Наконец дядька вздохнул и, уже посмотрев на меня, как на назойливую муху, резко ткнул меня в живот своим кулачишкой. От удара в глазах сверкнуло, и я, задохнувшись, рухнул на землю.
Потом меня подняли за шиворот и приволокли в спортивный клуб, где этот дядька был тренером по боксу.
Так я стал боксером.
Пока до армии я потел и тренировался в спортивном клубе, дружки мои по кодле все испарились: кого посадили, кого зарезали, а кто отравился «Солнцедаром», паленым арабским вермутом.
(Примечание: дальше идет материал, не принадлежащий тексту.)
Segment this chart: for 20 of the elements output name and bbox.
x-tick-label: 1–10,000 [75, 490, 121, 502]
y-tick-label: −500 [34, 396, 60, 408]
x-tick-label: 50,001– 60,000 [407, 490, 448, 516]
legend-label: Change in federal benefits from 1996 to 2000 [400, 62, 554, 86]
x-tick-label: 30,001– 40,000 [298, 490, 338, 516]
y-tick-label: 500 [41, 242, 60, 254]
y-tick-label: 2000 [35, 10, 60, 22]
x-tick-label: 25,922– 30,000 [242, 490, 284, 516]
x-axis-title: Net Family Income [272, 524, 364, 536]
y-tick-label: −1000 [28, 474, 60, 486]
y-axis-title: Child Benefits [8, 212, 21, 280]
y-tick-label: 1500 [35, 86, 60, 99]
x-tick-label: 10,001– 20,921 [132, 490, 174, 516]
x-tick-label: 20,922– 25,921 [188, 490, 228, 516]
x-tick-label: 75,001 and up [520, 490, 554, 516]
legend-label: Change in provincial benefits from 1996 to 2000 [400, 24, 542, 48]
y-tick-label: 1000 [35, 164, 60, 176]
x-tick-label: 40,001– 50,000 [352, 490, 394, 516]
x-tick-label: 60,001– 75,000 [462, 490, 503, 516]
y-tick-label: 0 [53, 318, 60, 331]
Так что когда пришло время исполнять воинский долг перед Родиной, я один из всего барака оказался способен его исполнить.
На мои армейские проводы мама поставила флягу браги [5]. Из браги нагнала трехлитровую банку самогонки. Добавила к столу таз винегрета и стала счастливой оттого, что у нас на проводах все как у всех. По-хорошему.
По-людски. Не хуже, чем у других.
Друзей у меня, по понятным причинам, на проводах не было. Только подруга по прозвищу Трахома. Кличку свою она получила за пристрастие к «противогазу» [6], и от этого у нее гноились глаза. Когда я уходил из дома, мама меня перекрестила.
Трахома поклялась меня дождаться.
Старшая сестренка подстригла налысо.
Младшая из колонии прислала телеграмму: «Пальто не бери. Оставь мне. Не оставишь, выйду – зарежу».
Даже мой папа ради такого случая выполз из свой теплоцентрали, пришел на проводы и так напился маминой самогонки, что начал беспрерывно икать. И вечером, и ночью, и утром.
Сосед-ветеринар осмотрел его, икавшего, как дышавшего, и сказал, что болезнь эта очень серьезная и что папа скоро помрет. Так в середине XVIII века умер от икания племенной жеребец светлейшего князя Потемкина.
И по всем законам выходило, что мне должны дать отсрочку из-за смертельной болезни родителя.
Но тренер, посмотрев на все эти проводы, посоветовал мне как можно быстрее – почти бегом – идти служить Родине.
Так я и сделал: чемодан в руки, зеленое пальто под мышку, и в вагон.
Зачислили меня в десантные войска.
В эшелоне, набитом новобранцами под самую крышу, царил полный хаос.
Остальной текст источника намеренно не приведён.